Full Sending
“I just need to full send, and I’ll figure it out later”.
I’m sitting on my green couch that has chunks missing - a Facebook Marketplace find - in my rundown home in Boulder. I’m explaining my revised plan. This is at least my sixth revision in two weeks, my poor roommate can barely feign interest at this point. Project Get Claudia and Cinder to Spain is not going well.
To “full send” as defined by Urban Dictionary is to “Not give a fuck about the consequences” otherwise known as “send it” defined as “Whole heartedly throwing caution to the wind”.
For example:
“I’m gonna send it, Mom. Who wouldn’t want to live in a tent all summer and be a whitewater raft guide?”
“Hey, Dad. I sent it, I got a dog.”
“Dear Mom and Dad,
I’ve decided to move to Spain. Full send, baby!! Call me later.
Love, Claudia”
Yes, my dad often makes fun of “the weird lingo” I bring home from being a young person living in Colorado. He swears that every time he sees me I use an entirely new vocabulary. But “sending it” has been a phrase that’s stuck around the last few years.
I had spent weeks finding different programs to potentially give me funding to move to Spain. However, almost all the deadlines had passed to apply for grants, and doing the research I was interested in didn’t exactly line up with many scholarship programs. I was about to graduate college, and had no interest in going into a grad program. So, as it had been put so eloquently to me, who the hell was going to give me money?

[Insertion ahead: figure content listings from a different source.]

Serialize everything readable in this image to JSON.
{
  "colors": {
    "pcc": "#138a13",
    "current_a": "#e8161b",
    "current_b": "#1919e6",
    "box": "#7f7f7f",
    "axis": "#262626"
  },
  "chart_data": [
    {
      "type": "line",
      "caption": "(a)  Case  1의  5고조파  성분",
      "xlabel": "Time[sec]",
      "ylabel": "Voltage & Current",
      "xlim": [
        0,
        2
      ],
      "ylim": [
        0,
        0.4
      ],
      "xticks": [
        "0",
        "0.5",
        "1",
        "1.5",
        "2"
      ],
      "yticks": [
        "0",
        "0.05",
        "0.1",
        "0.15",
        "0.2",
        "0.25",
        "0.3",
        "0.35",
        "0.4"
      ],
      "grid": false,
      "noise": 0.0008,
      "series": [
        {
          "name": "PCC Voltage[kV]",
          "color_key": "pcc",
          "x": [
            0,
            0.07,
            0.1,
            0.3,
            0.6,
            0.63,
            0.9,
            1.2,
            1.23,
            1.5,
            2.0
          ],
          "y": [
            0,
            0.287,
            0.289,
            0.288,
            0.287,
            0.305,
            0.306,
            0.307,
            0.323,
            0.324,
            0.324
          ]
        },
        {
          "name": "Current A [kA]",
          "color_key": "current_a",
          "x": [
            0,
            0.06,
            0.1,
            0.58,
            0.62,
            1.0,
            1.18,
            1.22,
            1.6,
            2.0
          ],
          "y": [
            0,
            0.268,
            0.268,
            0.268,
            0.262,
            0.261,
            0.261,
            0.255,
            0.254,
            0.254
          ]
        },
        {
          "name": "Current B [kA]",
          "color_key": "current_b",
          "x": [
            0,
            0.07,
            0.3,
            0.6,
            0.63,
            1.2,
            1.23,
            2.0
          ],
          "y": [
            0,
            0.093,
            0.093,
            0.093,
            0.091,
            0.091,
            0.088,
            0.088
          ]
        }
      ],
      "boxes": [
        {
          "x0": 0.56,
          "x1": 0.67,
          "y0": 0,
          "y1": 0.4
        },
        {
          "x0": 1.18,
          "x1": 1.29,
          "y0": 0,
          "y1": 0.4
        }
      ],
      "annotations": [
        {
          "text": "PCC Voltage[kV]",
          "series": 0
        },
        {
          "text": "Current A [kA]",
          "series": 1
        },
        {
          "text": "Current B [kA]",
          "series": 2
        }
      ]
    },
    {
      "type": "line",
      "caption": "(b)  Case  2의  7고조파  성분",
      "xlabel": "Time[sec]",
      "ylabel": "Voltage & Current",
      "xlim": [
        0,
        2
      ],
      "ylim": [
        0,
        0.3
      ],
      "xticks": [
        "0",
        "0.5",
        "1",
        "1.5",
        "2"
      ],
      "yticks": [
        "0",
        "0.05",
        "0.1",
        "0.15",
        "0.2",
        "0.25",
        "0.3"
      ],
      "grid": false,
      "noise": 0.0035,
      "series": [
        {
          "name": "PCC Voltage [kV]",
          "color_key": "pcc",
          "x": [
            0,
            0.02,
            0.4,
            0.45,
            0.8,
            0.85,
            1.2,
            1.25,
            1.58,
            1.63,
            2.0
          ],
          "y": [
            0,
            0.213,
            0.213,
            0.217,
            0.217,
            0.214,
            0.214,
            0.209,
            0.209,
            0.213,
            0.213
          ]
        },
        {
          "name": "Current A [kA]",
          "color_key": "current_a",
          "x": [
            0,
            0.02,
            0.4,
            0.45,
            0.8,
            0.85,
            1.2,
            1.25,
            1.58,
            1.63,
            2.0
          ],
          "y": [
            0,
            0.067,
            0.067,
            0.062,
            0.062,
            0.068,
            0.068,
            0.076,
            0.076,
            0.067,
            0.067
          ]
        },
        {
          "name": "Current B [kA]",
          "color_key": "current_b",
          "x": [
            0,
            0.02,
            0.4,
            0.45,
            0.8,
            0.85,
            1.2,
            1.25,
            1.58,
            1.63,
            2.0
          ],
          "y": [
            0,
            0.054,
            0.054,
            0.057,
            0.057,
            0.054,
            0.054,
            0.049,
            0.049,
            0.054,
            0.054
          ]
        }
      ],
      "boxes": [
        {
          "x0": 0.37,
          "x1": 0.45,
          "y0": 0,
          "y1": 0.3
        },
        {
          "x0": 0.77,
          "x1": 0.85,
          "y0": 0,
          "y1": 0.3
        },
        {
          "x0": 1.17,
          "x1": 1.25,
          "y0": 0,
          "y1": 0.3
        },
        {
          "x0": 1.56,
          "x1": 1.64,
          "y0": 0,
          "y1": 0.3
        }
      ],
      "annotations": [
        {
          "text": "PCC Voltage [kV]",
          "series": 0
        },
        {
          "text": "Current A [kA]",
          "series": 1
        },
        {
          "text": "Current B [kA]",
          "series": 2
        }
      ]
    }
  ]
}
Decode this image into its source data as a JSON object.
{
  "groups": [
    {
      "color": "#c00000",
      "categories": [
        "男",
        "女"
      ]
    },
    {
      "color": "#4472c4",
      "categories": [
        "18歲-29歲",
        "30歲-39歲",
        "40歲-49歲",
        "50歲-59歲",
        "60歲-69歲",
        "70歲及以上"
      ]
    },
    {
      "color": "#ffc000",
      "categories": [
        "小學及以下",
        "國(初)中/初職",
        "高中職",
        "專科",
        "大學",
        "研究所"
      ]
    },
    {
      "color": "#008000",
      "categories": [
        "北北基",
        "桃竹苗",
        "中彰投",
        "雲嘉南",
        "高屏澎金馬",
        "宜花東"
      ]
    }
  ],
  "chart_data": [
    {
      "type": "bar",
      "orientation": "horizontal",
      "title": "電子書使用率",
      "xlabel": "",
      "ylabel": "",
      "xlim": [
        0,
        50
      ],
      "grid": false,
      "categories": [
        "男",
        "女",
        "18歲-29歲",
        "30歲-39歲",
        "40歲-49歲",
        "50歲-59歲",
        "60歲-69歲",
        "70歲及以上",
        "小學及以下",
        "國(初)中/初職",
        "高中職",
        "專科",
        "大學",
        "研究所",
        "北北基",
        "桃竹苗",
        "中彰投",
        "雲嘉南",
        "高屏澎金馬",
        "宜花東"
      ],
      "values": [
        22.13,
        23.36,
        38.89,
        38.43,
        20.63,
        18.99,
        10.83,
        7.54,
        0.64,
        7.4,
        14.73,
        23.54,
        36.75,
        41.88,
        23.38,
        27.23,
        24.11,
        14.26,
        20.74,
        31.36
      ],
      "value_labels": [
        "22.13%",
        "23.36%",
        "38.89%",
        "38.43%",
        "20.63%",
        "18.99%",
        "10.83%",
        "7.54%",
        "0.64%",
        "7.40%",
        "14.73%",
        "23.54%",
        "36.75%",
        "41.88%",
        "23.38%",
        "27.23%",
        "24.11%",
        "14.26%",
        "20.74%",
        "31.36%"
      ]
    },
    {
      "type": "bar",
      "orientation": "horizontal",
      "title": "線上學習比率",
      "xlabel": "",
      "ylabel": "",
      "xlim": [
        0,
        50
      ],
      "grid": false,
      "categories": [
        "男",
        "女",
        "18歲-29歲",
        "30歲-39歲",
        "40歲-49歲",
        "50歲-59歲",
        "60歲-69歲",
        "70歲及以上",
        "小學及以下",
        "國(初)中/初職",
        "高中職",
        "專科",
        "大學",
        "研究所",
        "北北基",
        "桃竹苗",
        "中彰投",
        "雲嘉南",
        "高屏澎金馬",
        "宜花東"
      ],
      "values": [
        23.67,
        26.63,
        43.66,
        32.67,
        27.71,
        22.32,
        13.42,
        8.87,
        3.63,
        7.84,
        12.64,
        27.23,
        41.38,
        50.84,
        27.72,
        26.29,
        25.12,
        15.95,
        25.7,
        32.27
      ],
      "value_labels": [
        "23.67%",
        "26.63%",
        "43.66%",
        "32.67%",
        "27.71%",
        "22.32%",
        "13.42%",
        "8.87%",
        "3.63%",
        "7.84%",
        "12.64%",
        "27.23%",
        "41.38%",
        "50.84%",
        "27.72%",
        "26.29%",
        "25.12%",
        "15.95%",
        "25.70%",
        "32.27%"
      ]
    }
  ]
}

This brings me to draft eight of Project Get Claudia and Cinder to Spain. I had done a semester abroad with a program called CIEE. I lived in Barcelona, and they had provided great support for me. I had recently learned that they offered another program, based in Madrid. I could become a Language Assistant, otherwise known as an “Auxiliar de Conversacion.” I would be placed at a school within Madrid, work four hours a day, make next to no money, and most importantly, complete project Get Claudia and Cinder to Spain. Once I was there, I could figure everything else out. What could possibly go wrong?
So here I am, in my tiny little apartment in Madrid. By day I work at a vocational school, where I teach primarily adult men, English. By night, I’m a confused twenty two year old trying to figure out how the hell all the Expats on TikTok make living abroad look so effortless, and 24/7 fun.
I’ve cried more these last two months than I have in years. Wrestled with grief, struggled with anxiety, homesickness, dog attacks, a very long month of being without a place to live, and all the instability that comes with being a recent college grad.
But I’ve also experienced more kindness from strangers than I could have ever hoped. Locals offering free Spanish lessons, Airbnb hosts helping me find housing, waiters introducing me to new friends, and one incredibly kind man took care of my dog when I was in crisis. I’ve met endless amounts of new friends: friends that let me indefinitely crash on their couch, that impulsively book trips to Valencia, that chicken fight in the ocean with me, that hold my hand while I cry over my injured dog, that religiously do family dinner. They have made every tear shed these past weeks worth it. Project 'Get Claudia and Cinder to Spain' has been checked off the list, and now it’s onto the next adventure — figuring out the later.